There is not one standard way for people who live in Fort Lauderdale, Florida, to handle credit card debt. Some use the cards for rewards and pay them off each month, while others use a credit line to fill in the gaps left by an insufficient paycheck. When it comes to store credit cards, the purpose may be a discount on a purchase, but there are other factors to consider, as well.
The discount may not be the only benefit of a store card. For example, many offer bonuses such as gift certificates, special sales and discounts or a relaxed return policy. They may also be easier to get than traditional credit cards, making them a possible method for rebuilding credit. While the cards could come with interest rates as much as 8 percent higher than the national average, those who pay off the debt every month would not feel the sting.
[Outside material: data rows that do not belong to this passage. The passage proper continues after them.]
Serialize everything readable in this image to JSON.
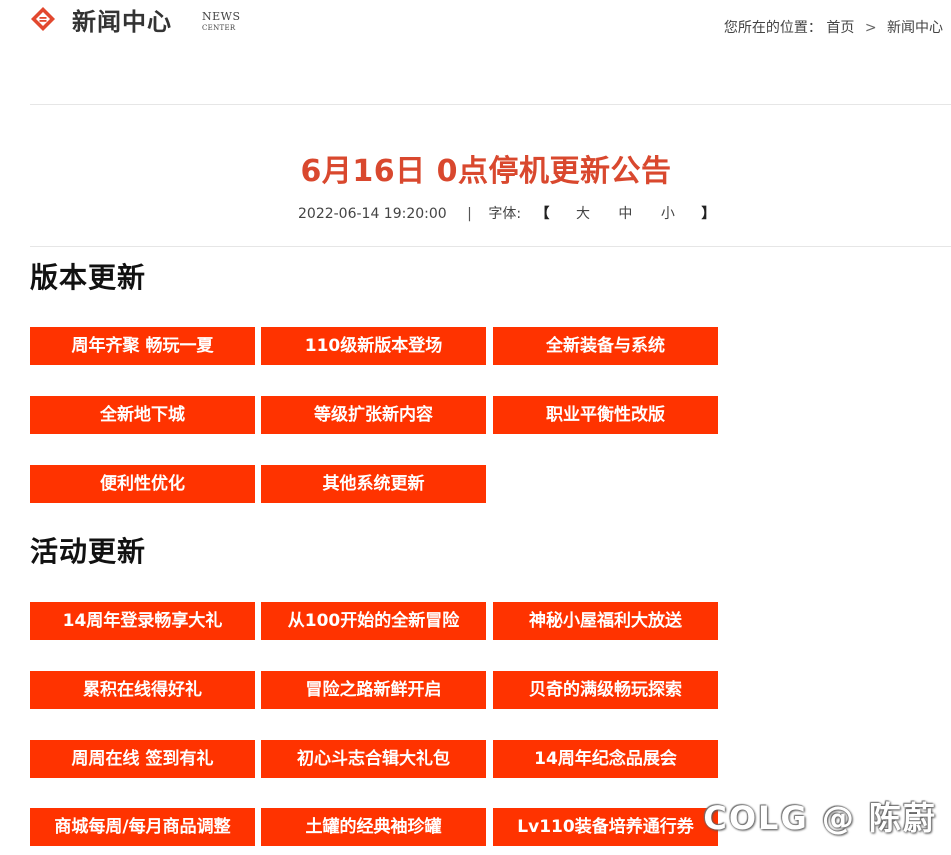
{
  "header": {
    "logo_icon": "diamond-logo-icon",
    "site_title": "新闻中心",
    "news_en_line1": "NEWS",
    "news_en_line2": "CENTER",
    "breadcrumb": {
      "prefix": "您所在的位置：",
      "home": "首页",
      "separator": ">",
      "current": "新闻中心"
    }
  },
  "article": {
    "title": "6月16日 0点停机更新公告",
    "datetime": "2022-06-14 19:20:00",
    "pipe": "|",
    "font_size_label": "字体:",
    "bracket_open": "【",
    "bracket_close": "】",
    "font_sizes": [
      "大",
      "中",
      "小"
    ]
  },
  "sections": [
    {
      "heading": "版本更新",
      "buttons": [
        "周年齐聚 畅玩一夏",
        "110级新版本登场",
        "全新装备与系统",
        "全新地下城",
        "等级扩张新内容",
        "职业平衡性改版",
        "便利性优化",
        "其他系统更新"
      ]
    },
    {
      "heading": "活动更新",
      "buttons": [
        "14周年登录畅享大礼",
        "从100开始的全新冒险",
        "神秘小屋福利大放送",
        "累积在线得好礼",
        "冒险之路新鲜开启",
        "贝奇的满级畅玩探索",
        "周周在线 签到有礼",
        "初心斗志合辑大礼包",
        "14周年纪念品展会",
        "商城每周/每月商品调整",
        "土罐的经典袖珍罐",
        "Lv110装备培养通行券"
      ]
    }
  ],
  "watermark": "COLG @ 陈蔚",
  "colors": {
    "accent_title": "#d9482e",
    "button_bg": "#ff3300",
    "button_text": "#ffffff"
  }
}
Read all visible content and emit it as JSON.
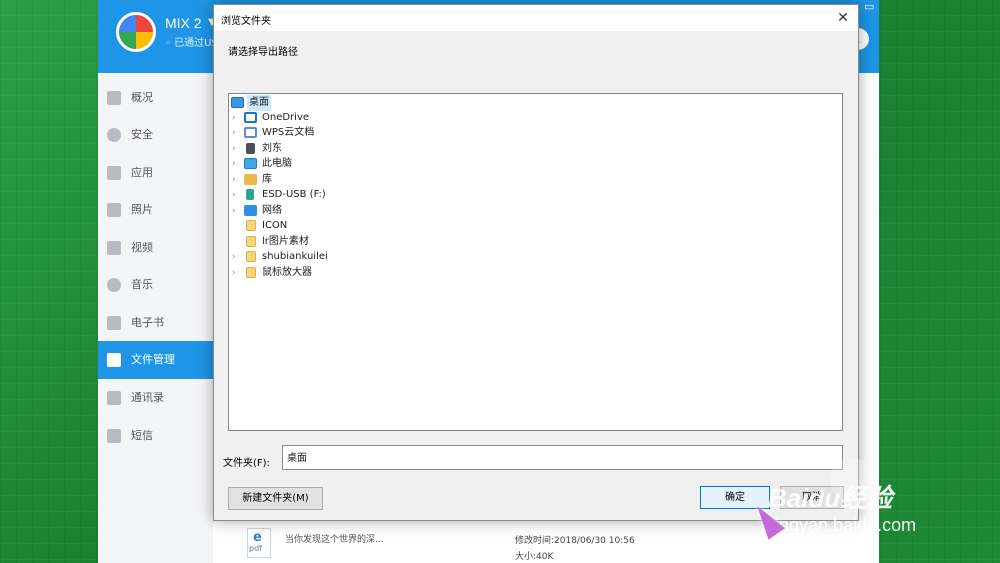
{
  "app": {
    "device_name": "MIX 2",
    "status_text": "已通过USB",
    "sidebar": [
      {
        "label": "概况",
        "icon": "home-icon"
      },
      {
        "label": "安全",
        "icon": "shield-icon"
      },
      {
        "label": "应用",
        "icon": "apps-icon"
      },
      {
        "label": "照片",
        "icon": "photo-icon"
      },
      {
        "label": "视频",
        "icon": "video-icon"
      },
      {
        "label": "音乐",
        "icon": "music-icon"
      },
      {
        "label": "电子书",
        "icon": "ebook-icon"
      },
      {
        "label": "文件管理",
        "icon": "folder-icon",
        "active": true
      },
      {
        "label": "通讯录",
        "icon": "contacts-icon"
      },
      {
        "label": "短信",
        "icon": "sms-icon"
      }
    ],
    "file": {
      "name": "当你发现这个世界的深...",
      "modified": "修改时间:2018/06/30 10:56",
      "size": "大小:40K",
      "icon_text": "pdf"
    }
  },
  "dialog": {
    "title": "浏览文件夹",
    "close_label": "✕",
    "prompt": "请选择导出路径",
    "tree": [
      {
        "label": "桌面",
        "icon": "desktop-icon",
        "expandable": false,
        "selected": true
      },
      {
        "label": "OneDrive",
        "icon": "onedrive-icon",
        "expandable": true
      },
      {
        "label": "WPS云文档",
        "icon": "wps-cloud-icon",
        "expandable": true
      },
      {
        "label": "刘东",
        "icon": "user-icon",
        "expandable": true
      },
      {
        "label": "此电脑",
        "icon": "computer-icon",
        "expandable": true
      },
      {
        "label": "库",
        "icon": "library-icon",
        "expandable": true
      },
      {
        "label": "ESD-USB (F:)",
        "icon": "usb-drive-icon",
        "expandable": true
      },
      {
        "label": "网络",
        "icon": "network-icon",
        "expandable": true
      },
      {
        "label": "ICON",
        "icon": "folder-icon",
        "expandable": false
      },
      {
        "label": "lr图片素材",
        "icon": "folder-icon",
        "expandable": false
      },
      {
        "label": "shubiankuilei",
        "icon": "folder-icon",
        "expandable": true
      },
      {
        "label": "鼠标放大器",
        "icon": "folder-icon",
        "expandable": true
      }
    ],
    "folder_label": "文件夹(F):",
    "folder_value": "桌面",
    "new_folder_button": "新建文件夹(M)",
    "ok_button": "确定",
    "cancel_button": "取消"
  },
  "watermark": {
    "logo": "Baidu经验",
    "sub": "jingyan.baidu.com"
  }
}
The potential benefits are not worth it, according to some financial experts. They point out that for those who do not pay the balance in full each month, the high interest rate and lower limits put consumers’ credit at risk. When the balance is more than 30 percent of the total limit on the card, it could bring down the credit score. A higher limit typical of a traditional card would allow the same balance to act as a credit builder, instead.
If consumers do not educate themselves on the differences between store cards and traditional credit cards, they are in danger of developing unmanageable levels of debt. Anyone who is struggling with overwhelming debt may want to consider the relief of a fresh start offered by a Chapter 7 bankruptcy.